Am nächsten Tag ziehen sie dir die Finger- und Zehennägel, wollen wissen, mit welcher fremden Macht du unter einer Decke steckst. Du schüttelst den Kopf, weil du nicht verstehst, was hier vor sich geht. Du siehst auch nicht, wie sie nachts Männern die Hände hinter dem Rücken verbinden, sie an der Schaukel daran hochziehen und, wenn sie ohnmächtig werden, wieder heruntergelassen und Kopf voran in die Tonkrüge gesteckt werden, in denen normalerweise Wasser gesammelt wird, hier aber sind sie voll mit Exkrementen.
Du kennst keine fremden Mächte, hast nichts zu sagen. Also setzen sie Tausendfüssler auf deine blutigen Brustwarzen und zwischen die Beine. Bis du nicht mehr kannst, vor lauter Schreien und Weinen keinen Ton mehr herausbringst, nickst, losgebunden wirst. Als sie dein Geständnis haben, sind sie zufrieden.
Streng achtet Gefängnisdirektor Duch darauf, dass unter der Folter niemand stirbt, die Methoden hat er aus den Büchern der Franzosen, der schnellste Weg zum Geständnis ist ihm das Wichtigste. So kommt er der Verpflichtung nach, Woche für Woche Hunderte Verräter zu produzieren – sie sind das Einzige, was in der entvölkerten Stadt Phnom Penh noch produziert wird.
Abertausende Dokumente mit Verhörprotokollen werden später gefunden, Duch, so wird später einer seiner Bediensteten vor dem Tribunal erzählen, liest die ausführlichen Beschreibungen der Verhöre im Kreis seiner Familie Abend für Abend. Er ist es höchstpersönlich, der dein Geständnis unterzeichnet, und dein Name wird sodann auf eine Liste gesetzt. Am nächsten Abend wirst du auf einen Lastwagen verfrachtet, der dich in deine neue Unterkunft bringen wird, sagen sie dir, als sie dir wieder die Augen verbinden. Ihr fahrt nicht lange. Du hörst das Flüstern alter und junger Männer, alter Frauen und junger, manche haben ein Kind bei sich.
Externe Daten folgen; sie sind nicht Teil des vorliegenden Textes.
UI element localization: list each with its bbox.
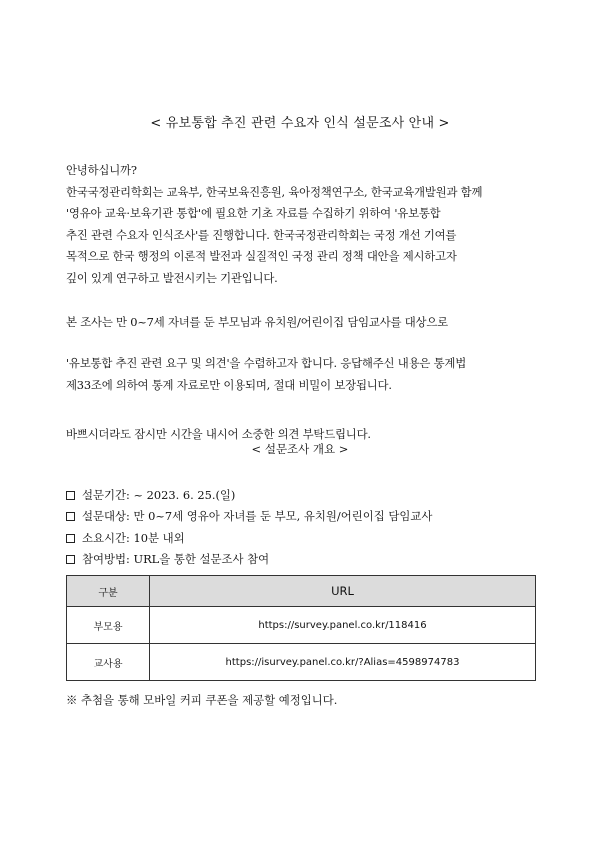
page-title: < 유보통합 추진 관련 수요자 인식 설문조사 안내 >: [150, 116, 450, 131]
purpose-line: '유보통합 추진 관련 요구 및 의견'을 수렴하고자 합니다. 응답해주신 내용은 통계법: [66, 356, 467, 370]
table-header-url: URL: [150, 576, 536, 607]
purpose-paragraph: [66, 353, 536, 396]
table-row: [67, 644, 536, 681]
overview-list: [66, 485, 432, 570]
intro-line: 한국국정관리학회는 교육부, 한국보육진흥원, 육아정책연구소, 한국교육개발원과 함께: [66, 184, 483, 199]
survey-link-parent[interactable]: https://survey.panel.co.kr/118416: [150, 607, 536, 644]
intro-line: 깊이 있게 연구하고 발전시키는 기관입니다.: [66, 270, 278, 285]
coupon-notice: ※ 추첨을 통해 모바일 커피 쿠폰을 제공할 예정입니다.: [66, 693, 338, 707]
target-line: 본 조사는 만 0~7세 자녀를 둔 부모님과 유치원/어린이집 담임교사를 대상으로: [66, 315, 448, 329]
table-cell-type: 부모용: [67, 607, 150, 644]
request-line: 바쁘시더라도 잠시만 시간을 내시어 소중한 의견 부탁드립니다.: [66, 427, 371, 441]
overview-item-label: 소요시간: 10분 내외: [82, 530, 185, 545]
checkbox-icon: [66, 555, 75, 564]
overview-item-target: [66, 506, 432, 527]
checkbox-icon: [66, 512, 75, 521]
intro-line: 안녕하십니까?: [66, 163, 137, 177]
overview-item-label: 설문대상: 만 0~7세 영유아 자녀를 둔 부모, 유치원/어린이집 담임교사: [82, 509, 433, 524]
purpose-line: 제33조에 의하여 통계 자료로만 이용되며, 절대 비밀이 보장됩니다.: [66, 377, 392, 392]
intro-line: 추진 관련 수요자 인식조사'를 진행합니다. 한국국정관리학회는 국정 개선 기여를: [66, 227, 457, 242]
survey-url-table: [66, 575, 536, 681]
table-header-row: [67, 576, 536, 607]
checkbox-icon: [66, 534, 75, 543]
survey-link-teacher[interactable]: https://isurvey.panel.co.kr/?Alias=4598974783: [150, 644, 536, 681]
intro-line: '영유아 교육·보육기관 통합'에 필요한 기초 자료를 수집하기 위하여 '유보통합: [66, 206, 441, 220]
overview-item-method: [66, 549, 432, 570]
table-header-type: 구분: [67, 576, 150, 607]
overview-item-label: 설문기간: ~ 2023. 6. 25.(일): [82, 488, 236, 502]
table-cell-type: 교사용: [67, 644, 150, 681]
intro-paragraph: [66, 160, 536, 289]
table-row: [67, 607, 536, 644]
overview-item-label: 참여방법: URL을 통한 설문조사 참여: [82, 551, 270, 566]
overview-title: < 설문조사 개요 >: [251, 442, 349, 456]
overview-item-duration: [66, 528, 432, 549]
intro-line: 목적으로 한국 행정의 이론적 발전과 실질적인 국정 관리 정책 대안을 제시하고자: [66, 249, 457, 263]
overview-item-period: [66, 485, 432, 506]
checkbox-icon: [66, 491, 75, 500]
target-paragraph: [66, 312, 536, 334]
Als ihr aussteigt, ist es bereits dunkel, der Weg ist hell erleuchtet – die Scheinwerfer werden von Generatoren betrieben, deren Geräusch ist ohrenbetäubend. In einer Hütte wird dein Name aufgerufen, jemand macht ein Kreuz auf seiner Liste, alles hat seine Ordnung, du stellst dir schon die neue Unterkunft vor, als sie dich und die anderen Frauen mitnehmen. Aus den Lautsprechern, die in den Ästen der Banyanbäume hängen, kommen Revolutionsgesänge. Darunter schlagen Wächter die Köpfe von Kindern blutig, erst jetzt hörst du ihr Schreien.
Jemand stösst dich, du kniest nieder.
Nein, es geht nicht schnell. Kambodscha ist ein armes Land, und der Völkermord ist hier Handarbeit. Der Schlag mit einer Eisenstange in dein Genick ist der Anfang, die erste Fahrt des stumpfen Messers über deine Kehle aber noch nicht das Ende. Irgendwann werfen sie dich in eine Grube, bestäuben dich mit weissem Pulver, bedecken dich mit Erde, wie alle anderen. Hätten sie nicht getan, wie ihnen befohlen worden war, wären auch sie umgebracht worden, sagen sie, taten nur ihre schwere Arbeit. Nuon Chea, einer der Anführer der Roten Khmer, gesteht in den Prozessen immerhin, dass ihm der Schmerz der Menschen leid täte. Noch mehr aber der Schmerz der Tiere. Ein Tumult im Gerichtssaal, nein, kein Übersetzungsfehler. Duch, der einstige Mathematiklehrer und Gefängnisdirektor, ist der einzige Angeklagte, der Reue zeigt.
Als vietnamesische Truppen am 7. Januar 1979 Phom Penh eroberten und das Gefängnis Toul Sleng entdeckten, lagen im Hof verstreut Tausende Dokumente. Die dazugehörigen Fotos klebten nicht mehr darauf. Jene, die gut erhalten waren, stellte man aus. In der Hoffnung, Verwandte würden doch noch ihre Angehörigen wiederfinden. Wurdest du gefunden? Oder waren deine Familienangehörigen in den anderen Gefängnissen umgekommen, in den Reisfeldern zu Tode gehungert worden? Wer bist du?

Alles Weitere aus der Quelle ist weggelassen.